A recent article in R&D Magazine saw researchers warning that a flood of unassembled genetic data is being produced much faster than current computers can turn it into useful information. The piece caught my eye as it highlights a critical issue: that informatics is the real ‘dark matter’ of the genomic revolution. Just as in the early days of high throughput drug discovery, when measurement and automation technologies generated mountains of data, informatics can still be the difference between active management of the data deluge problem or simply just coping with it.
Informatics is not just about technology, it’s the combination of people and IT. Not only do we need bigger and faster machines, we need the software that enables bioinformaticians to work more efficiently. Too often highly skilled scientists spend their time fixing spreadsheets or finding files rather than being able to focus on the science, which is where they add significant value. Generating self-built systems to support themselves and stakeholders is normal at the early stage of any new endeavour but it is no long-term solution to effective data management.

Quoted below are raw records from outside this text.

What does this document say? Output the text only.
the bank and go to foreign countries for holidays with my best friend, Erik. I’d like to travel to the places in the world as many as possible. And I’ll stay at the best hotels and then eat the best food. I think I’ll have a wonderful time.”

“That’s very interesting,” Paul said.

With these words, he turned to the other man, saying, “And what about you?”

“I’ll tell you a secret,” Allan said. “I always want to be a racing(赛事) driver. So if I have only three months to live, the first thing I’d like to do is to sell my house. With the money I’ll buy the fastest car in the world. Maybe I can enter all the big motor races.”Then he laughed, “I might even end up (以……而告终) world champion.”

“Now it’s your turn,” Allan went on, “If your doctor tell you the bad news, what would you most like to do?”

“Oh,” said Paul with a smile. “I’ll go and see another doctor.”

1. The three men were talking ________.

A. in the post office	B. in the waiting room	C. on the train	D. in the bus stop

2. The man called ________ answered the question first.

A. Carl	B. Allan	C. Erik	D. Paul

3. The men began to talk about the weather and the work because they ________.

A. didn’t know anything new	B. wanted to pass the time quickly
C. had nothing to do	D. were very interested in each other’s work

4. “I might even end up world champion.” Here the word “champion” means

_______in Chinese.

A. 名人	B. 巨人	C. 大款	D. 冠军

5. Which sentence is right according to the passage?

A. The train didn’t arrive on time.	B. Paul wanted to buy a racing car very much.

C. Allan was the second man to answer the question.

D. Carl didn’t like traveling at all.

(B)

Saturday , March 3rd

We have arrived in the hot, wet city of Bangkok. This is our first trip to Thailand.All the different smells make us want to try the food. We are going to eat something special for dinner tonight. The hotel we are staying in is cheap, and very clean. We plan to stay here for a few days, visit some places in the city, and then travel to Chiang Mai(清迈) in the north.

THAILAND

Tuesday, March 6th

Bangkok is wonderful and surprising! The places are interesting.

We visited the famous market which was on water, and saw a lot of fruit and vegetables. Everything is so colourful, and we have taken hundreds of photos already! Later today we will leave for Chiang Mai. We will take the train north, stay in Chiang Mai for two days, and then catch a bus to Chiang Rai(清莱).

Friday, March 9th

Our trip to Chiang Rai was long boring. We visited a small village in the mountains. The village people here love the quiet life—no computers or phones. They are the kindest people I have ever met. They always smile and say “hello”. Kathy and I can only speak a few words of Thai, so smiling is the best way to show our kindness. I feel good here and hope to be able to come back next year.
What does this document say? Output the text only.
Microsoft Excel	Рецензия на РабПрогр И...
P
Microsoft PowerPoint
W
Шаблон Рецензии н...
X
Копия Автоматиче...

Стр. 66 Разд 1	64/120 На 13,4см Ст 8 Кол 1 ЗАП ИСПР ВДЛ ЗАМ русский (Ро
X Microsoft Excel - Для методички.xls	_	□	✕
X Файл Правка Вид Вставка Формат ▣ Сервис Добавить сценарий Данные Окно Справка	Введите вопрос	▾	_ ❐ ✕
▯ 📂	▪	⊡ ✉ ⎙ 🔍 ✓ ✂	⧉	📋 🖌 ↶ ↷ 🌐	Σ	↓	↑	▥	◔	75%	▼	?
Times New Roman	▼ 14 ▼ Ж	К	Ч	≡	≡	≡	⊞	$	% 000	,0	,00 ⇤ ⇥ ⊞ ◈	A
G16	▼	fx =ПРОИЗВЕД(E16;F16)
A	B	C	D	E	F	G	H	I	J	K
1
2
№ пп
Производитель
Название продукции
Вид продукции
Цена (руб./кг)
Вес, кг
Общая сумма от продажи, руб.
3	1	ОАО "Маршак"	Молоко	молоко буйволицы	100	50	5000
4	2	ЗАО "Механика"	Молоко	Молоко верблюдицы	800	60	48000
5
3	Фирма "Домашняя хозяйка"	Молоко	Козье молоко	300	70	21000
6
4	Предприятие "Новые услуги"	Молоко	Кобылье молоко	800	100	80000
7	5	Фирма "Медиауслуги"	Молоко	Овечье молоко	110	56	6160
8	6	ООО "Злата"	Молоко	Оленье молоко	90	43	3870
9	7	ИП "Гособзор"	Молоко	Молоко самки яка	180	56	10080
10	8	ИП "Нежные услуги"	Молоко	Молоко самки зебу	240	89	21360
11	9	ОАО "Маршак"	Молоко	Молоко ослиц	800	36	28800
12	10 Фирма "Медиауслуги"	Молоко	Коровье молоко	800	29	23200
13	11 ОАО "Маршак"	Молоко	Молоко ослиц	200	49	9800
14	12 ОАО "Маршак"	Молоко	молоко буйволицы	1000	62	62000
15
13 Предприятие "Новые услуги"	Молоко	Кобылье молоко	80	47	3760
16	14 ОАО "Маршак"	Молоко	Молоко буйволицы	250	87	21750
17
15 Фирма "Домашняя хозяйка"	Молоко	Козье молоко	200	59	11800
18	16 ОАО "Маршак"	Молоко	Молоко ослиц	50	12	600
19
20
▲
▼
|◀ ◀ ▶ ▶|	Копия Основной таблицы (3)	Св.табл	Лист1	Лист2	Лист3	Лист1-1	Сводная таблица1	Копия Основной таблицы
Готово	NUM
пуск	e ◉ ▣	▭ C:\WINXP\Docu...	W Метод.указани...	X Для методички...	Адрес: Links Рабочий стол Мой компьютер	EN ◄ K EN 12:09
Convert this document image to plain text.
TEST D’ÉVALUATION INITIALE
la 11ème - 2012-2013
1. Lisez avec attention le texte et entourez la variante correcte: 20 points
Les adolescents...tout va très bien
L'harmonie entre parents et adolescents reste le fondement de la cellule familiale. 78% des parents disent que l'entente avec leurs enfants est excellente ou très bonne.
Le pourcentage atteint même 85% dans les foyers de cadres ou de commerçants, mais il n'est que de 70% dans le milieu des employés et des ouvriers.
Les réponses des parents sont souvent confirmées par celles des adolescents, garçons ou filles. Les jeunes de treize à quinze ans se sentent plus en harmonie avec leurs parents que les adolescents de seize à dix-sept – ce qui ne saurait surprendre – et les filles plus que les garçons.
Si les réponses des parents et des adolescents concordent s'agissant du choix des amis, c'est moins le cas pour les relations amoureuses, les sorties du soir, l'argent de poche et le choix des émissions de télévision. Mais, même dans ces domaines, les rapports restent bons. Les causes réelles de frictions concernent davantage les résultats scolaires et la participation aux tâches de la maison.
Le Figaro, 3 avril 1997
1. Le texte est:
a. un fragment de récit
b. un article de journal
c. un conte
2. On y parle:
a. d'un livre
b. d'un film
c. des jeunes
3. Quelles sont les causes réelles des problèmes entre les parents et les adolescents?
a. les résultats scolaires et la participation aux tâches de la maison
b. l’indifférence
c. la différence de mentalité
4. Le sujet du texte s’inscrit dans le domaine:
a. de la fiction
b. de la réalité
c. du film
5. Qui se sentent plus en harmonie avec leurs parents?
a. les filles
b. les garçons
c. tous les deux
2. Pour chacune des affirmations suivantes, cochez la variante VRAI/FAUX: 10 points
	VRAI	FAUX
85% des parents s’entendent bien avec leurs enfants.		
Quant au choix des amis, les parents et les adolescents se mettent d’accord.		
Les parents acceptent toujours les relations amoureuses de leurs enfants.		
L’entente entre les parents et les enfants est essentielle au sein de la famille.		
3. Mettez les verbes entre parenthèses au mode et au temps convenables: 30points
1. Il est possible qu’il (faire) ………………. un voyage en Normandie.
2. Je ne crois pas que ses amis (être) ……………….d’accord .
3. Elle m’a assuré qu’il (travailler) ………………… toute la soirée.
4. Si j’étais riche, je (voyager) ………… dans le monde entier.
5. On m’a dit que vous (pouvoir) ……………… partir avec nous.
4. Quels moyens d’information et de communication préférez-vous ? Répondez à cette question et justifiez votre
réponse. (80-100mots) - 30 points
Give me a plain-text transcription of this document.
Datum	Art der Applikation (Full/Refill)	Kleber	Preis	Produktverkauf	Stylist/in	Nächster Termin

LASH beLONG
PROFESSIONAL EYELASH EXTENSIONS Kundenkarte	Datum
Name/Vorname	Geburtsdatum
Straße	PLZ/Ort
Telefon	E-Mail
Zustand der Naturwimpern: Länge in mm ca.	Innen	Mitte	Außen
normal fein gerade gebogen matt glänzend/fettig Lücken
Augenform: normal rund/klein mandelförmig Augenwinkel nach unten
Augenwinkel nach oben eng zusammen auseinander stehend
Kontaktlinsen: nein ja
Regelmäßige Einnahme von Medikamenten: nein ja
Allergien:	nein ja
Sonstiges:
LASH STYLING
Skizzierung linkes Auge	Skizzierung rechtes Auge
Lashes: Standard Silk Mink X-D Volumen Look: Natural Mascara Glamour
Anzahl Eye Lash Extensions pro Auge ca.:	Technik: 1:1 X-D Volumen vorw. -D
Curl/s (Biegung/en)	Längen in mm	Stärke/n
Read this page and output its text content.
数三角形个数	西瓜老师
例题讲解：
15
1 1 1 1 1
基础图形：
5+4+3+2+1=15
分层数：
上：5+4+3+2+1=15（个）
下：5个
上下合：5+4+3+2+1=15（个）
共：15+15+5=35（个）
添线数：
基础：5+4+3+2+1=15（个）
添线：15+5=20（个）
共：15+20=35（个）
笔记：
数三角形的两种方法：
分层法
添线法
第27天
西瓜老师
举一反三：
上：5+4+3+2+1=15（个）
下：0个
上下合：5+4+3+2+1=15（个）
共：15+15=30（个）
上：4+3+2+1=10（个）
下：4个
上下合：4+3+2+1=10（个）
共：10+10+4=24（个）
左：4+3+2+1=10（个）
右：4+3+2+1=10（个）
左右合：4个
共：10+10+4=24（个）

The storage, provenance and sharing of scientific data as part of the analysis process is often overlooked and this is a critical failure. Without the ability to contextualize and store files, orchestrate analyses and share insights gained, ‘omics analysis remains transactional, creating vast amounts of rework and lost innovation potential.
Commercial systems do exist to address these challenges. They drive efficiency and capture the fruits of bioinformaticians’ work so that their impact is greater.
Before we rush to write the next great algorithm and build the quantum-based supercomputer we must put in place a robust data management foundation which will support this information revolution and those who will drive it.